Dos Anjos - A direção da Fundação Bienal não interfere nas escolhas e nas estratégias da curadoria da mostra, agindo sempre de modo respeitoso e depositando confiança nos curadores convidados para a realização do evento. Nós curadores, por outro lado, temos a medida de nossa responsabilidade quando propomos questões passíveis de gerarem desconforto ou polêmica. Temos absoluta certeza, contudo, que é exatamente esse o papel de uma Bienal de arte: criar fissuras nos entendimentos estáveis do que é ou do que pode ser arte. Independentemente do foco temático da presente edição, creio que a Bienal de São Paulo tem a obrigação de, nesse sentido amplo, ser sempre política.

Folha - De que maneira os pichadores se encaixam no projeto curatorial de arte e política?

Dos Anjos - O pixo é uma manifestação visual que traz, embutida nas práticas dos pixadores e nas imagens que eles criam sobre os muros e edifícios da cidade, uma visão de mundo que simplesmente não cabe nos acordos que regem e limitam a vida comum na cidade de São Paulo. E apesar disso o pixo está aí, cobrindo toda superfície de parede disponível, forçando sua passagem em um país cujas elites ainda preferem ignorar as graves fraturas sociais que existem. Dando visibilidade a algo que de outro modo não seria visto. E falando de algo que, não fosse justamente pela grafia aparentemente cifrada que os pixadores usam, dificilmente seria dito. Nesse sentido, pixo é política. E nesse sentido, é arte também.

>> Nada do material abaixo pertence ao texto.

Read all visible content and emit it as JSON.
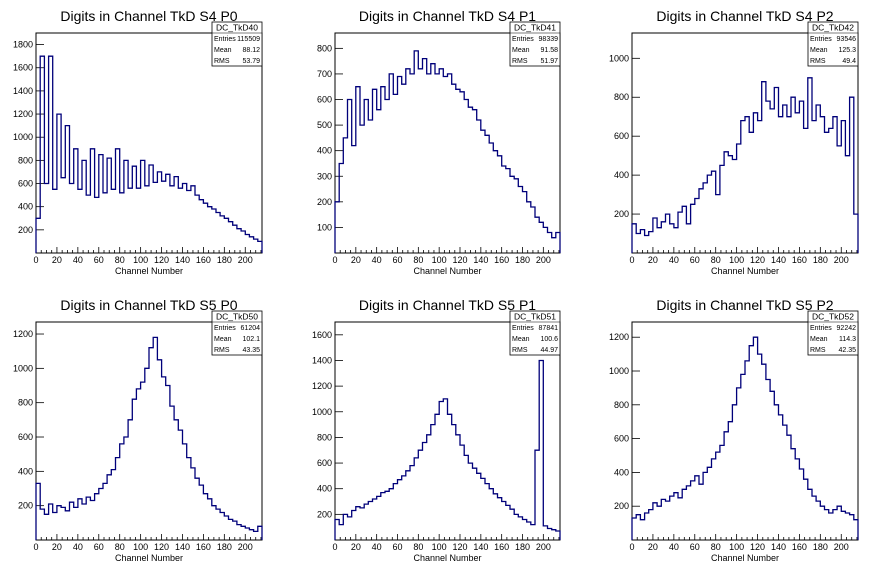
{
  "chart_data": [
    {
      "type": "bar",
      "title": "Digits in Channel TkD S4 P0",
      "xlabel": "Channel Number",
      "ylabel": "",
      "xlim": [
        0,
        216
      ],
      "ylim": [
        0,
        1900
      ],
      "xticks": [
        0,
        20,
        40,
        60,
        80,
        100,
        120,
        140,
        160,
        180,
        200
      ],
      "yticks": [
        200,
        400,
        600,
        800,
        1000,
        1200,
        1400,
        1600,
        1800
      ],
      "stats": {
        "name": "DC_TkD40",
        "entries": "115509",
        "mean": "88.12",
        "rms": "53.79"
      },
      "x": [
        0,
        4,
        8,
        12,
        16,
        20,
        24,
        28,
        32,
        36,
        40,
        44,
        48,
        52,
        56,
        60,
        64,
        68,
        72,
        76,
        80,
        84,
        88,
        92,
        96,
        100,
        104,
        108,
        112,
        116,
        120,
        124,
        128,
        132,
        136,
        140,
        144,
        148,
        152,
        156,
        160,
        164,
        168,
        172,
        176,
        180,
        184,
        188,
        192,
        196,
        200,
        204,
        208,
        212
      ],
      "values": [
        300,
        1700,
        600,
        1700,
        550,
        1200,
        650,
        1100,
        600,
        900,
        550,
        800,
        500,
        900,
        480,
        850,
        520,
        820,
        550,
        900,
        520,
        800,
        560,
        750,
        560,
        800,
        580,
        760,
        610,
        700,
        620,
        680,
        580,
        660,
        560,
        600,
        540,
        580,
        500,
        460,
        430,
        400,
        380,
        350,
        320,
        300,
        270,
        240,
        210,
        190,
        160,
        140,
        120,
        100
      ]
    },
    {
      "type": "bar",
      "title": "Digits in Channel TkD S4 P1",
      "xlabel": "Channel Number",
      "ylabel": "",
      "xlim": [
        0,
        216
      ],
      "ylim": [
        0,
        860
      ],
      "xticks": [
        0,
        20,
        40,
        60,
        80,
        100,
        120,
        140,
        160,
        180,
        200
      ],
      "yticks": [
        100,
        200,
        300,
        400,
        500,
        600,
        700,
        800
      ],
      "stats": {
        "name": "DC_TkD41",
        "entries": "98339",
        "mean": "91.58",
        "rms": "51.97"
      },
      "x": [
        0,
        4,
        8,
        12,
        16,
        20,
        24,
        28,
        32,
        36,
        40,
        44,
        48,
        52,
        56,
        60,
        64,
        68,
        72,
        76,
        80,
        84,
        88,
        92,
        96,
        100,
        104,
        108,
        112,
        116,
        120,
        124,
        128,
        132,
        136,
        140,
        144,
        148,
        152,
        156,
        160,
        164,
        168,
        172,
        176,
        180,
        184,
        188,
        192,
        196,
        200,
        204,
        208,
        212
      ],
      "values": [
        200,
        350,
        450,
        600,
        420,
        650,
        500,
        600,
        520,
        640,
        560,
        650,
        600,
        700,
        620,
        690,
        660,
        720,
        700,
        790,
        720,
        760,
        700,
        740,
        700,
        720,
        690,
        700,
        660,
        640,
        630,
        600,
        570,
        560,
        520,
        480,
        460,
        430,
        400,
        380,
        340,
        330,
        300,
        290,
        260,
        240,
        200,
        180,
        140,
        120,
        100,
        80,
        60,
        80
      ]
    },
    {
      "type": "bar",
      "title": "Digits in Channel TkD S4 P2",
      "xlabel": "Channel Number",
      "ylabel": "",
      "xlim": [
        0,
        216
      ],
      "ylim": [
        0,
        1130
      ],
      "xticks": [
        0,
        20,
        40,
        60,
        80,
        100,
        120,
        140,
        160,
        180,
        200
      ],
      "yticks": [
        200,
        400,
        600,
        800,
        1000
      ],
      "stats": {
        "name": "DC_TkD42",
        "entries": "93546",
        "mean": "125.3",
        "rms": "49.4"
      },
      "x": [
        0,
        4,
        8,
        12,
        16,
        20,
        24,
        28,
        32,
        36,
        40,
        44,
        48,
        52,
        56,
        60,
        64,
        68,
        72,
        76,
        80,
        84,
        88,
        92,
        96,
        100,
        104,
        108,
        112,
        116,
        120,
        124,
        128,
        132,
        136,
        140,
        144,
        148,
        152,
        156,
        160,
        164,
        168,
        172,
        176,
        180,
        184,
        188,
        192,
        196,
        200,
        204,
        208,
        212
      ],
      "values": [
        150,
        100,
        120,
        90,
        110,
        180,
        130,
        160,
        200,
        150,
        130,
        210,
        240,
        150,
        250,
        280,
        330,
        360,
        400,
        420,
        300,
        450,
        520,
        500,
        480,
        560,
        680,
        700,
        620,
        720,
        680,
        880,
        780,
        740,
        850,
        700,
        760,
        700,
        800,
        720,
        780,
        640,
        900,
        680,
        760,
        700,
        620,
        640,
        700,
        550,
        680,
        500,
        800,
        200
      ]
    },
    {
      "type": "bar",
      "title": "Digits in Channel TkD S5 P0",
      "xlabel": "Channel Number",
      "ylabel": "",
      "xlim": [
        0,
        216
      ],
      "ylim": [
        0,
        1270
      ],
      "xticks": [
        0,
        20,
        40,
        60,
        80,
        100,
        120,
        140,
        160,
        180,
        200
      ],
      "yticks": [
        200,
        400,
        600,
        800,
        1000,
        1200
      ],
      "stats": {
        "name": "DC_TkD50",
        "entries": "61204",
        "mean": "102.1",
        "rms": "43.35"
      },
      "x": [
        0,
        4,
        8,
        12,
        16,
        20,
        24,
        28,
        32,
        36,
        40,
        44,
        48,
        52,
        56,
        60,
        64,
        68,
        72,
        76,
        80,
        84,
        88,
        92,
        96,
        100,
        104,
        108,
        112,
        116,
        120,
        124,
        128,
        132,
        136,
        140,
        144,
        148,
        152,
        156,
        160,
        164,
        168,
        172,
        176,
        180,
        184,
        188,
        192,
        196,
        200,
        204,
        208,
        212
      ],
      "values": [
        330,
        180,
        150,
        210,
        160,
        200,
        190,
        170,
        220,
        190,
        240,
        210,
        250,
        230,
        270,
        300,
        330,
        380,
        410,
        480,
        560,
        600,
        700,
        820,
        880,
        920,
        1000,
        1120,
        1180,
        1050,
        950,
        900,
        780,
        700,
        640,
        560,
        480,
        420,
        360,
        320,
        270,
        240,
        200,
        180,
        160,
        140,
        120,
        110,
        90,
        80,
        70,
        60,
        50,
        80
      ]
    },
    {
      "type": "bar",
      "title": "Digits in Channel TkD S5 P1",
      "xlabel": "Channel Number",
      "ylabel": "",
      "xlim": [
        0,
        216
      ],
      "ylim": [
        0,
        1700
      ],
      "xticks": [
        0,
        20,
        40,
        60,
        80,
        100,
        120,
        140,
        160,
        180,
        200
      ],
      "yticks": [
        200,
        400,
        600,
        800,
        1000,
        1200,
        1400,
        1600
      ],
      "stats": {
        "name": "DC_TkD51",
        "entries": "87841",
        "mean": "100.6",
        "rms": "44.97"
      },
      "x": [
        0,
        4,
        8,
        12,
        16,
        20,
        24,
        28,
        32,
        36,
        40,
        44,
        48,
        52,
        56,
        60,
        64,
        68,
        72,
        76,
        80,
        84,
        88,
        92,
        96,
        100,
        104,
        108,
        112,
        116,
        120,
        124,
        128,
        132,
        136,
        140,
        144,
        148,
        152,
        156,
        160,
        164,
        168,
        172,
        176,
        180,
        184,
        188,
        192,
        196,
        200,
        204,
        208,
        212
      ],
      "values": [
        160,
        120,
        200,
        180,
        230,
        260,
        250,
        280,
        300,
        320,
        340,
        370,
        380,
        400,
        440,
        470,
        500,
        540,
        580,
        640,
        700,
        760,
        820,
        900,
        980,
        1080,
        1100,
        980,
        900,
        820,
        740,
        660,
        600,
        560,
        520,
        480,
        440,
        400,
        360,
        330,
        300,
        270,
        240,
        200,
        180,
        160,
        140,
        120,
        700,
        1400,
        110,
        90,
        80,
        70
      ]
    },
    {
      "type": "bar",
      "title": "Digits in Channel TkD S5 P2",
      "xlabel": "Channel Number",
      "ylabel": "",
      "xlim": [
        0,
        216
      ],
      "ylim": [
        0,
        1290
      ],
      "xticks": [
        0,
        20,
        40,
        60,
        80,
        100,
        120,
        140,
        160,
        180,
        200
      ],
      "yticks": [
        200,
        400,
        600,
        800,
        1000,
        1200
      ],
      "stats": {
        "name": "DC_TkD52",
        "entries": "92242",
        "mean": "114.3",
        "rms": "42.35"
      },
      "x": [
        0,
        4,
        8,
        12,
        16,
        20,
        24,
        28,
        32,
        36,
        40,
        44,
        48,
        52,
        56,
        60,
        64,
        68,
        72,
        76,
        80,
        84,
        88,
        92,
        96,
        100,
        104,
        108,
        112,
        116,
        120,
        124,
        128,
        132,
        136,
        140,
        144,
        148,
        152,
        156,
        160,
        164,
        168,
        172,
        176,
        180,
        184,
        188,
        192,
        196,
        200,
        204,
        208,
        212
      ],
      "values": [
        130,
        150,
        120,
        160,
        180,
        220,
        200,
        240,
        230,
        260,
        280,
        250,
        300,
        320,
        350,
        380,
        330,
        400,
        430,
        480,
        520,
        560,
        640,
        700,
        800,
        900,
        980,
        1060,
        1150,
        1200,
        1100,
        1040,
        950,
        880,
        800,
        740,
        680,
        620,
        540,
        480,
        420,
        360,
        300,
        260,
        230,
        200,
        180,
        160,
        180,
        200,
        170,
        160,
        150,
        120
      ]
    }
  ]
}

Folha - Picho, então, é arte?

Dos Anjos - Nesse sentido em que falei, sim. Na verdade, a questão a se fazer é outra, que poderia ser formulada nos seguintes termos: Se o pixo é exposto numa galeria ou numa Bienal, permanece sendo arte? É com essa aparente contradição que teremos que lidar na 29ª Bienal. Pois se o que faz o pixo ser arte é justamente o fato dele desconcertar nossos sentidos e nos fazer admitir, mesmo quando estamos no conforto de nossos carros ou da janela de um apartamento alto, que existem outros modos de entender e de inventar o mundo, o que acontece se o pixo é trazido para o ambiente controlado, conhecido e decodificado do chamado 'campo' da arte? Ele mantém a sua potência ou se torna mera ilustração ou lembrança de si mesma? É esse desafio que curadores e pixadores tem que enfrentar juntos, de modo que ultrapassem duas situações simétricas e igualmente indesejadas: por um lado, a simples rejeição ao que causa desconforto; por outro, o desejo de cooptar o diferente para torná-lo igual a nós mesmos.

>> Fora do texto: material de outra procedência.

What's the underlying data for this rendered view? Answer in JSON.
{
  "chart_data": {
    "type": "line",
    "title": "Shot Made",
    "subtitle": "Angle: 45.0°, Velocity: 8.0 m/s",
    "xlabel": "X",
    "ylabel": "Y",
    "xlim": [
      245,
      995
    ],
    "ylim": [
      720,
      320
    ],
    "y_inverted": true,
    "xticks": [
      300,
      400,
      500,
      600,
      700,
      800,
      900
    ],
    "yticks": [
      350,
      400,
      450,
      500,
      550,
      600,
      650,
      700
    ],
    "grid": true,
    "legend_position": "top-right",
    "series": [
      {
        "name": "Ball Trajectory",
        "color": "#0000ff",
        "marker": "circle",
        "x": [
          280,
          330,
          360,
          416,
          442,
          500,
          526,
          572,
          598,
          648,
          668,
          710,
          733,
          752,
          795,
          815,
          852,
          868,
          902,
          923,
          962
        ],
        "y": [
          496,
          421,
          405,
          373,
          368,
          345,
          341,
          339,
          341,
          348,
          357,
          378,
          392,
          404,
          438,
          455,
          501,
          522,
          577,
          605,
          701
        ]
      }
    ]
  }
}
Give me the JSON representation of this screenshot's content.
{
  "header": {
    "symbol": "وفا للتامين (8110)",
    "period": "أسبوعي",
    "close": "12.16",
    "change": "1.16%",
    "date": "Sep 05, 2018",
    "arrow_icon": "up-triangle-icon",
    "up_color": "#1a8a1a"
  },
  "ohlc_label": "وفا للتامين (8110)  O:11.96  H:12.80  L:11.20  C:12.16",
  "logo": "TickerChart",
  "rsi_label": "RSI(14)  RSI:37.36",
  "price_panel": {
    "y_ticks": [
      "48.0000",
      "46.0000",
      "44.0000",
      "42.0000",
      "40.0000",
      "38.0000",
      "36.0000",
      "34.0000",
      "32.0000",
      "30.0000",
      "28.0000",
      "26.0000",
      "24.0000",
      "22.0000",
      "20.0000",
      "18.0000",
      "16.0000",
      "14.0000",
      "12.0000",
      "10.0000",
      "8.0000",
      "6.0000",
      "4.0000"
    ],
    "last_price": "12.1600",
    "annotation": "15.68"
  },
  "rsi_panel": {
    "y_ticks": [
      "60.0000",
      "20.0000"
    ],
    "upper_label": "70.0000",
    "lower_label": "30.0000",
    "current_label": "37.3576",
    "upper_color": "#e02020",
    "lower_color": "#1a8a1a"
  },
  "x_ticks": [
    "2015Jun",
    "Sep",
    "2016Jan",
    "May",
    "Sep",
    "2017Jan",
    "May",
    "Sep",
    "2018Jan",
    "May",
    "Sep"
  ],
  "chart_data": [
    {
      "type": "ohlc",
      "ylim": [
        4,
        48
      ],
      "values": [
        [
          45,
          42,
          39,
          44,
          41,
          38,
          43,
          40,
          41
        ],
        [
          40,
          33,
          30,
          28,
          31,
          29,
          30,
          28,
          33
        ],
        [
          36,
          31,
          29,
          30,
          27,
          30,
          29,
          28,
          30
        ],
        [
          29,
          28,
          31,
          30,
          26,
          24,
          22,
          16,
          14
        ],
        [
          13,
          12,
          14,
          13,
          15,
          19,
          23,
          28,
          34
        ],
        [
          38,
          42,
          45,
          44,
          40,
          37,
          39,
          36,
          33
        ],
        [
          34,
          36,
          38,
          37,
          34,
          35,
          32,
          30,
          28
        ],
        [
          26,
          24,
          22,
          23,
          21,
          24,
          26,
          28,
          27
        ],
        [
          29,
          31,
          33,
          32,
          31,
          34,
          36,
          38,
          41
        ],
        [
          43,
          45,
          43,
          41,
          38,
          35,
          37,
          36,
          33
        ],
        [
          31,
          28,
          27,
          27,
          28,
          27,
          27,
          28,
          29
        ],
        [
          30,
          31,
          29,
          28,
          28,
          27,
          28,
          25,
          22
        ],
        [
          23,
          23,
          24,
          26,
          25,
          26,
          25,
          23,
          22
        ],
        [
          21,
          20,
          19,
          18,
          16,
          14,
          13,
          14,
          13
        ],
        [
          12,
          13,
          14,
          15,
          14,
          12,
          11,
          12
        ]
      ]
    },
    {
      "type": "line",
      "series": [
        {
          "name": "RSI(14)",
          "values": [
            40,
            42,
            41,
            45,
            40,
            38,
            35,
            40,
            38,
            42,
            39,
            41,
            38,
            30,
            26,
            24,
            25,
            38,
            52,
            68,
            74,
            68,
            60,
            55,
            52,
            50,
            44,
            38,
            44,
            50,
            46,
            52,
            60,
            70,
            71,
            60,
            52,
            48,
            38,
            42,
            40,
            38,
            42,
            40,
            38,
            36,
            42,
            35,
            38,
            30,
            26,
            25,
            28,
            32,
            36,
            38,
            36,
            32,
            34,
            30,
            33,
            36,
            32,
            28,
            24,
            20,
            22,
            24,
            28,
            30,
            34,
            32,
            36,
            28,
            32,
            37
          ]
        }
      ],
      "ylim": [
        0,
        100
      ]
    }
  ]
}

Folha - Mas picho também não tem um aspecto de vandalismo?


Dos Anjos - De uma perspectiva meramente legalista, a resposta obviamente é sim. Porém, essa é uma maneira de ver a questão que mais esconde do que revela. Afinal, o grafite também ocupa espaços na cidade que não são propriedade dos grafiteiros, e nem por isso estes são criminalizados de modo tão inequívoco como os pixadores. Na verdade, como bem sabemos, muitos grafiteiros são hoje considerados artistas, tendo seus trabalhos expostos em museus e vendidos em galerias de arte. O que produz essa diferença de percepção? Arriscaria dizer que é a opacidade do pixo em relação à transparência do grafite. Ou seja, que é o incômodo causado por algo que não se deixa apreender por códigos conhecidos, quando comparado ao conforto sentido quando se depara com uma imagem reconhecível e produzida por uma prática autorizada, como é hoje a dos grafiteiros.

Folha - A participação reforça a passagem, cada vez mais comum, da arte de rua para as galerias? Quais os prós e contras dessa passagem?

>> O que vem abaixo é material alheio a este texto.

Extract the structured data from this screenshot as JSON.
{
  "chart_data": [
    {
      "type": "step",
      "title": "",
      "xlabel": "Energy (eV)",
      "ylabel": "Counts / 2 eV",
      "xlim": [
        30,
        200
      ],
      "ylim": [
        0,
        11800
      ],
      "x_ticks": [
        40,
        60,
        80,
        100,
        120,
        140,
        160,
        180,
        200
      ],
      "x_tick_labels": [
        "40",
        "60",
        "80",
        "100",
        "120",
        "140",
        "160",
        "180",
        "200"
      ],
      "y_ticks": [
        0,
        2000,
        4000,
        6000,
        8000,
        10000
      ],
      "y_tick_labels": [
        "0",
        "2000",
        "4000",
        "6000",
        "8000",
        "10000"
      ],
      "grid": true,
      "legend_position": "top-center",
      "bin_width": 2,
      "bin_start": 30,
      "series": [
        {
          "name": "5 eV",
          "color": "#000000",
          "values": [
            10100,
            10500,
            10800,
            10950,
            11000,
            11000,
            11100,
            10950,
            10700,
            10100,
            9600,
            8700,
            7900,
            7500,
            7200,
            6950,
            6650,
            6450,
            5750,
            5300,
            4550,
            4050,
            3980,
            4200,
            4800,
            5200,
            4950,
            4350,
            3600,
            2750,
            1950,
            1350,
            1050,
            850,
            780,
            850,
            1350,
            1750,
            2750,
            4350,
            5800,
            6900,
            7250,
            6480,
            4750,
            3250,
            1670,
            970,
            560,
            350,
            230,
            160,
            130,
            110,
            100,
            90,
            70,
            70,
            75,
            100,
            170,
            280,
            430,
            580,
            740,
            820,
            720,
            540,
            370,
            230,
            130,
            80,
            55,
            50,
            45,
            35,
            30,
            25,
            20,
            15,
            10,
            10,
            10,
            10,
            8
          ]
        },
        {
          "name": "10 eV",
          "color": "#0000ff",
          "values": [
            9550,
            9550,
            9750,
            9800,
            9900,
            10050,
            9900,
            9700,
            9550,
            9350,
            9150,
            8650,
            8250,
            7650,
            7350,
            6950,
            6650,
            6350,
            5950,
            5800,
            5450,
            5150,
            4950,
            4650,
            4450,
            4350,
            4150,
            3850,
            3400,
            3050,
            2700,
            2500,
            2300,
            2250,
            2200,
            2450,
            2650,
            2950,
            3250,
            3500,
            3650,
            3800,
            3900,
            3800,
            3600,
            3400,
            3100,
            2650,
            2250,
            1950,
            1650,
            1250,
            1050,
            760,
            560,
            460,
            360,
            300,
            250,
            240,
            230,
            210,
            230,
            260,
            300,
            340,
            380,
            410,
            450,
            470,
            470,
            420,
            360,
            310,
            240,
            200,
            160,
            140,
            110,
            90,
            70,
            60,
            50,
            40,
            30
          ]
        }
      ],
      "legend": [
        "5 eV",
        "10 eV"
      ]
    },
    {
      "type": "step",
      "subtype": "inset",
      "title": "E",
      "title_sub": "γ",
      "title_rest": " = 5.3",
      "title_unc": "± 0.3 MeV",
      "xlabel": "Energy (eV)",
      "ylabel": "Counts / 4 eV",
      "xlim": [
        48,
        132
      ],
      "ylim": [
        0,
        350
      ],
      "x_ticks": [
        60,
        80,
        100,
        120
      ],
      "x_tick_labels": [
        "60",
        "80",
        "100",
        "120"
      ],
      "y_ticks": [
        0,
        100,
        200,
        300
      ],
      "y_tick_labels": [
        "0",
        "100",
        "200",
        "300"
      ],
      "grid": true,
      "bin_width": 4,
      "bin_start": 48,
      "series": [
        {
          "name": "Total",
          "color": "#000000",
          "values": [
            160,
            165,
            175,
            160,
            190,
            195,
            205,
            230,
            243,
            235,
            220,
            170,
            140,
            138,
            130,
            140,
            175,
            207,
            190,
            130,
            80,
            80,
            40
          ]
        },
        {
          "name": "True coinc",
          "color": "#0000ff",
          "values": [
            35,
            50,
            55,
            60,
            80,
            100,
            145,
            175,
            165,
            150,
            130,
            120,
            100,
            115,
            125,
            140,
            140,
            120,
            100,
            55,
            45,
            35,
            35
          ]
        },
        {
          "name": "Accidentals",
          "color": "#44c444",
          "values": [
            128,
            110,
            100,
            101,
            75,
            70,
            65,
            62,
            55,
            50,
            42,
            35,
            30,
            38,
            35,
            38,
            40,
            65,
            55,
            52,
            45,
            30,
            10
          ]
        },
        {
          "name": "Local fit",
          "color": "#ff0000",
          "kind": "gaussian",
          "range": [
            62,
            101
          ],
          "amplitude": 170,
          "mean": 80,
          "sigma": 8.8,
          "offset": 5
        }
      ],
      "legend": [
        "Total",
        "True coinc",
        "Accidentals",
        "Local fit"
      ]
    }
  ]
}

Dos Anjos - Se o resultado da participação do pixo na Bienal de São Paulo for reforçar essa passagem "da rua para as galerias", teremos fracassado inteiramente em nosso intento. Não é isso que queremos, ainda que fazer essa travessia possa melhorar materialmente a vida dos pixadores que a façam. Mas então o que se fará não será mais pixo, mas apenas uma representação gráfica do pixo. Aqui, como em tudo na vida, é preciso fazer escolhas. E escolhas têm consequências. Por isso que não queremos impor aos pixadores formas de participação do pixo na Bienal. Queremos construir juntos essas formas de participação. Mas de antemão já sabemos, curadores e pixadores, que trazer o pixo como mera expressão gráfica que se vale de um suporte bidimensional para dentro do prédio da Bienal não interessa, não resolve coisa alguma. Esse seria o caminho mais curto para destituir o pixo de sua força transgressora e de sua originalidade. Interessa-nos mais descobrir formas de compreender e de ativar, a partir da Bienal, os significados do pixo na cidade de São Paulo. Para tanto pretendemos fazer uso de estratégias diversas de documentação (fotografias, vídeos, coleções de tags) e de discussão. Estratégias que não se confundam com o pixo propriamente dito, já que esse só existe como tal nas ruas, mas que evoquem, desde o interior do mundo da arte, o fato de que nem tudo que é arte a Bienal é capaz de abrigar ou de entender plenamente.

segunda-feira, 18 de abril de 2011

Pedalada Ctba - Guaraqueçaba (fev/11)

Esta pedalada começou meio enviesada. Havíamos combinado de sair no sábado pela manhã, mas acordamos tarde e parte da bagagem não estava pronta. Quando terminamos de organizar as coisas já era aí pelo meio dia, não daria tempo de curtir a descida da Graciosa. Resolvemos, então, sair domingo cedo.


Por incrível que pareça, os 40 quilômetros de Curitiba até a entrada para Morretes, pela BR-116, passaram bem rápido e no meio do caminho passou um caminhão muito perfumado. Fiquei um tempão tentando descobrir de que era aquele cheiro. O pessoal anda muito rápido na estrada, não deu nem para ver a carroceria. Quando senti que havia algo mais que fumaça no ar, a carga já ia pelo menos a uns quinhentos metros. Tendo refletido sobre velocidade, fumaça e pedal, descobri: era abacaxi! Fiquei rindo e sonhando com um bem gelado naquele asfalto de fritar ovo.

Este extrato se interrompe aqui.